Lagi-lagi, Caleb berdiri di kegelapan seperti pencuri. Archie saja sampai melompat ke pelukanku melihat Caleb begitu. Wajahnya lebih tirus dari yang terakhir kuingat. Di bawah matanya ada lingkaran hitam. Kostum dan topi hitam membuatnya terlihat menyeramkan.
“Mana adikmu?” tanya Uncle Fred sambil menyalakan lampu utama.
Caleb menelengkan kepala ke bagian dalam rumah. “Memilih kamar.” Dia menatap Archie. “Dia di lantai dua kalau kamu mau menemuinya.”
Archie menggeleng. “Nggak baik menemui gadis sendirian di kamarnya.”
Uncle Fred tertawa. “Siapa yang mengatakan seperti itu?”
“Pamanku,” jawab Archie. “Ayah dari gadis yang kusukai.”
“Kukira, kamu menyukai Seraphine,” kata Caleb sambil menyeringai.
“Berteman bukan berarti kami punya hubungan spesial.” Archie menghela napas cepat. “Ini yang kukhawatirkan saat berteman dengan cewek.

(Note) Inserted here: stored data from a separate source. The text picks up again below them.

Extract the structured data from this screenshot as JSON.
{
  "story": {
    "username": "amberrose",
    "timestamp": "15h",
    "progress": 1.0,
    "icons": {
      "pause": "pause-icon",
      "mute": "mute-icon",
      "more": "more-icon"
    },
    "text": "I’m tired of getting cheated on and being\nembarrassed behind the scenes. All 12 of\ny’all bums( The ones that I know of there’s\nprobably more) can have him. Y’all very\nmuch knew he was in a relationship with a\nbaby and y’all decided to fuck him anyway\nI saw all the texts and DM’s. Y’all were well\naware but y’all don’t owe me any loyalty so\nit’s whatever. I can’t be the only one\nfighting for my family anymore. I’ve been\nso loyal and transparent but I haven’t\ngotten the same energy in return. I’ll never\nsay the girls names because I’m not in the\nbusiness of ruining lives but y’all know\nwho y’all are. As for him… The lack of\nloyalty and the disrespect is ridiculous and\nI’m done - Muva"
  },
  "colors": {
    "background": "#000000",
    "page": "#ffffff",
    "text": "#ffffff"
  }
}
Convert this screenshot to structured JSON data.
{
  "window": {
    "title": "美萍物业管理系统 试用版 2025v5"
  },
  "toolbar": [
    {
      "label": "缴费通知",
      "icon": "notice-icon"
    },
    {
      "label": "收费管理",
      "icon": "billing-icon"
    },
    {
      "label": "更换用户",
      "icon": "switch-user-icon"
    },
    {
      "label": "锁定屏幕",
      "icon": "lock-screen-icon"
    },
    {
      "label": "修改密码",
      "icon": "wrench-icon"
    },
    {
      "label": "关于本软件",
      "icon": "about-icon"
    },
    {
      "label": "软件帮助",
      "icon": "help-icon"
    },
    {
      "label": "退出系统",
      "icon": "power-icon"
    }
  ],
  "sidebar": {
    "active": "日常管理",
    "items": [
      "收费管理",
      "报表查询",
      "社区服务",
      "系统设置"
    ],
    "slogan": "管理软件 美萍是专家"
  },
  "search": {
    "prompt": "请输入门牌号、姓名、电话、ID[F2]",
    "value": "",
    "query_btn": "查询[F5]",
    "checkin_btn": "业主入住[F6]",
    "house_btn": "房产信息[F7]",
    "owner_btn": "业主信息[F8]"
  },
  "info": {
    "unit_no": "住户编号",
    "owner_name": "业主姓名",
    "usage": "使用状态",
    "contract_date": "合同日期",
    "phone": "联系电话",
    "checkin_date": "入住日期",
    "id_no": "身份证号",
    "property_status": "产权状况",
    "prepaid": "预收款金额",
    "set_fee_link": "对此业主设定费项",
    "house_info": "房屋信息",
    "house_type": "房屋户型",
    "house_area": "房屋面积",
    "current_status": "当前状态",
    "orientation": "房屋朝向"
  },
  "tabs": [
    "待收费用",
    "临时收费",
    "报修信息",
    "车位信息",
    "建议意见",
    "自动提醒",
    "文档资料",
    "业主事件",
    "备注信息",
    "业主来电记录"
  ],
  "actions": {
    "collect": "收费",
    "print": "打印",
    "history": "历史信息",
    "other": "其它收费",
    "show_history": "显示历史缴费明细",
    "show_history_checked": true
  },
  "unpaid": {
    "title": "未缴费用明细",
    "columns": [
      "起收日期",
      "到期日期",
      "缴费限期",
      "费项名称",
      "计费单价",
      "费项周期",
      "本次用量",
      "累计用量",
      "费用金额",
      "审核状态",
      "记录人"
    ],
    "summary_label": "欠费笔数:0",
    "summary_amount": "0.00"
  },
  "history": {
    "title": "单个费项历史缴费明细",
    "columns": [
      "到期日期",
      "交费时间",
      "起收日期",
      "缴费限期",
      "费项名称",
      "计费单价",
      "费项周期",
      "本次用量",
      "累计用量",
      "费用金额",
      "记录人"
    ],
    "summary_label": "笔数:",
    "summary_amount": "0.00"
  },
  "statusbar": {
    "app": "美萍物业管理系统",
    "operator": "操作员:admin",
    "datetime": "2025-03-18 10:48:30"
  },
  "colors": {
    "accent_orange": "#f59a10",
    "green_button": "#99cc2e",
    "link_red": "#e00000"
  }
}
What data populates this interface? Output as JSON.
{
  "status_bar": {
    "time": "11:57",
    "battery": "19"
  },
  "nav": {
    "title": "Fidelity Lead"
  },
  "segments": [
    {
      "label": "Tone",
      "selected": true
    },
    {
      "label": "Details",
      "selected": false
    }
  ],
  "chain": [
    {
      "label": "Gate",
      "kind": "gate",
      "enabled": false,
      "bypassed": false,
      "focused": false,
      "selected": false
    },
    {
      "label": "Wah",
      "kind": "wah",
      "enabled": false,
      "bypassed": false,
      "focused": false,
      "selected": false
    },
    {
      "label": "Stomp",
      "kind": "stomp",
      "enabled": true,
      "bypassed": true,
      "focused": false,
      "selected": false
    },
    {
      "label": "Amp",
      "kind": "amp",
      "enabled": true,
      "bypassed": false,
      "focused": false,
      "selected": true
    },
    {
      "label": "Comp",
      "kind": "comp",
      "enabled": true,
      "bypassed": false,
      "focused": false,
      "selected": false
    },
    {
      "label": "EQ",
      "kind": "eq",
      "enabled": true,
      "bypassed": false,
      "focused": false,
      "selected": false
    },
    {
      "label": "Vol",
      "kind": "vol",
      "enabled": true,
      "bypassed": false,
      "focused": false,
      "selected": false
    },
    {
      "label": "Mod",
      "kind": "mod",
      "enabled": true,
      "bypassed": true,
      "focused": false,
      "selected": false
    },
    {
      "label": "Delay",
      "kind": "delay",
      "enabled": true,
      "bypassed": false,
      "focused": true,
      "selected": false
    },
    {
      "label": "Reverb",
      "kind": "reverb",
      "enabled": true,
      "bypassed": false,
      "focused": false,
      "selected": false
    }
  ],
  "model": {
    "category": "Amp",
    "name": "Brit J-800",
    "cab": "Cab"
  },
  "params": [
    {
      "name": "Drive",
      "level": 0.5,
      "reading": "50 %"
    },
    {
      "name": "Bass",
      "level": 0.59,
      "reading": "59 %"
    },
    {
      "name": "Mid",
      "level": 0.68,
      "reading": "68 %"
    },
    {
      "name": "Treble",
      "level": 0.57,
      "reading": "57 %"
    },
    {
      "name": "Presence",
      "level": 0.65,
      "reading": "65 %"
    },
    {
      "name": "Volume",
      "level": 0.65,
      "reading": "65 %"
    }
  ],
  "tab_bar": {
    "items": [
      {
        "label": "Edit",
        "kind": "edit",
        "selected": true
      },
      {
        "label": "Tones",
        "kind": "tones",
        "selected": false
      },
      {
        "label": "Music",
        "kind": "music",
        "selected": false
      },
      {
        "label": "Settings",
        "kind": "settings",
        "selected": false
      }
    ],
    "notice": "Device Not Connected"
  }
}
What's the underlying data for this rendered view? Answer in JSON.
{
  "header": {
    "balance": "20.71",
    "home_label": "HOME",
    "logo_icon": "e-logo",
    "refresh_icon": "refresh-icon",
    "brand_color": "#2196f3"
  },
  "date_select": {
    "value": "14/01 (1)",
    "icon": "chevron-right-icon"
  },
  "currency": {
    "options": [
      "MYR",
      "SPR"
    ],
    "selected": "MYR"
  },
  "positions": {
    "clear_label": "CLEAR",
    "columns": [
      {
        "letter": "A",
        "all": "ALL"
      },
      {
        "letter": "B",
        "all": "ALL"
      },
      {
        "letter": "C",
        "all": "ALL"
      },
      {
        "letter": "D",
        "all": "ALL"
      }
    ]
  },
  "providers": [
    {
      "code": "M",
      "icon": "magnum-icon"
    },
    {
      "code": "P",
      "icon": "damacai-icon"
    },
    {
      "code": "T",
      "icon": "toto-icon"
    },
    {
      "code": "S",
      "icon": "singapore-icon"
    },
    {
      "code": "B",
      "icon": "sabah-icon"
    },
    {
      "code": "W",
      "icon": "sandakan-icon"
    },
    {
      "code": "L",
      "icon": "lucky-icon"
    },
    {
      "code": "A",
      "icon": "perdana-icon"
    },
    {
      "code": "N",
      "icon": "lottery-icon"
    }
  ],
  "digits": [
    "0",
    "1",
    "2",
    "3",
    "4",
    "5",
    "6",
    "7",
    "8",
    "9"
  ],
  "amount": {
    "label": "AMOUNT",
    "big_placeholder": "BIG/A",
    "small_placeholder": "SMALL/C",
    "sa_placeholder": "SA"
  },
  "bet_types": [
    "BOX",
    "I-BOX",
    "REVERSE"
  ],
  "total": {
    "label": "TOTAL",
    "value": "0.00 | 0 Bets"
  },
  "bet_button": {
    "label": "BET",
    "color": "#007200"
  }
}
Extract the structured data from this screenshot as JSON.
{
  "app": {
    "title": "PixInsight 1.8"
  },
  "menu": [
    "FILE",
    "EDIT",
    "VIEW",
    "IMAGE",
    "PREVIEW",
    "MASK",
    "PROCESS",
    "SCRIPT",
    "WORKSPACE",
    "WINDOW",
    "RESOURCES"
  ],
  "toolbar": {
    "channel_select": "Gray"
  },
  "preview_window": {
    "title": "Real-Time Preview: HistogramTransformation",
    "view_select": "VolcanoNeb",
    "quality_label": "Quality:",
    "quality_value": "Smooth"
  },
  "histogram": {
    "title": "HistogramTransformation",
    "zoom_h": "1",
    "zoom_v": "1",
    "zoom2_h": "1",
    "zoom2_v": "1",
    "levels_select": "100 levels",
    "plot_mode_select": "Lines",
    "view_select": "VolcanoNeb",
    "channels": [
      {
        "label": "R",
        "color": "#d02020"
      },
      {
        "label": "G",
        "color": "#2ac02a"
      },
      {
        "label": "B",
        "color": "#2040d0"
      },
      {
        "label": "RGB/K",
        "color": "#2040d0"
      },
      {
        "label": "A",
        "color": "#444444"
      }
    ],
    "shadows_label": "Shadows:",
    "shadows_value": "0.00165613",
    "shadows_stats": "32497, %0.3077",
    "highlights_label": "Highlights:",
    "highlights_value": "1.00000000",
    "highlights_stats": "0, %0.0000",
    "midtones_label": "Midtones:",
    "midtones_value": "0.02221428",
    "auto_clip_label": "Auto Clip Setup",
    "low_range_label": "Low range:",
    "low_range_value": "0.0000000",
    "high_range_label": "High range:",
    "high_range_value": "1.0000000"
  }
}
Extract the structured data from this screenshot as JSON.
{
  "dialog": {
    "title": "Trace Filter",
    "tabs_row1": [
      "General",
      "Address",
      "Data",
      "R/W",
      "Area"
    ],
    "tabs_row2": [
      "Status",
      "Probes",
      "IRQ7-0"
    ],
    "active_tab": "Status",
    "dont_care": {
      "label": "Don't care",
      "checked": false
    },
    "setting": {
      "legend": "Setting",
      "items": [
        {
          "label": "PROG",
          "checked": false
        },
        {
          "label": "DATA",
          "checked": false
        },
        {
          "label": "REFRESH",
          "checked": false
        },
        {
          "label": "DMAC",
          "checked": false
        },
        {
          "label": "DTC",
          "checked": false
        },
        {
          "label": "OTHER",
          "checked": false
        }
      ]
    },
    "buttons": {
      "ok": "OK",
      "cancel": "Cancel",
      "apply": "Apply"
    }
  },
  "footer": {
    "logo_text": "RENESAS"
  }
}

Orang lain menganggap perlakuanku spesial. Aku tidak ingin membuat cewek sakit hati karena berpikir aku serius.”
Caleb dan Uncle Fred terdiam. Hanya membuka mulut seperti ikan paus yang mengisap plankton. Aku jadi pengin tertawa. Walau baru ulang tahun yang ketujuh, anak sebesar kunci lemari ini sangat pantas memberi ceramah tentang hubungan orang dewasa.
Setelah kembali bernapas, Uncle Fred bilang pada Archie, “Kalau begitu, apa kamu tidak keberatan kalau kuajak melihat-lihat rumah ini?”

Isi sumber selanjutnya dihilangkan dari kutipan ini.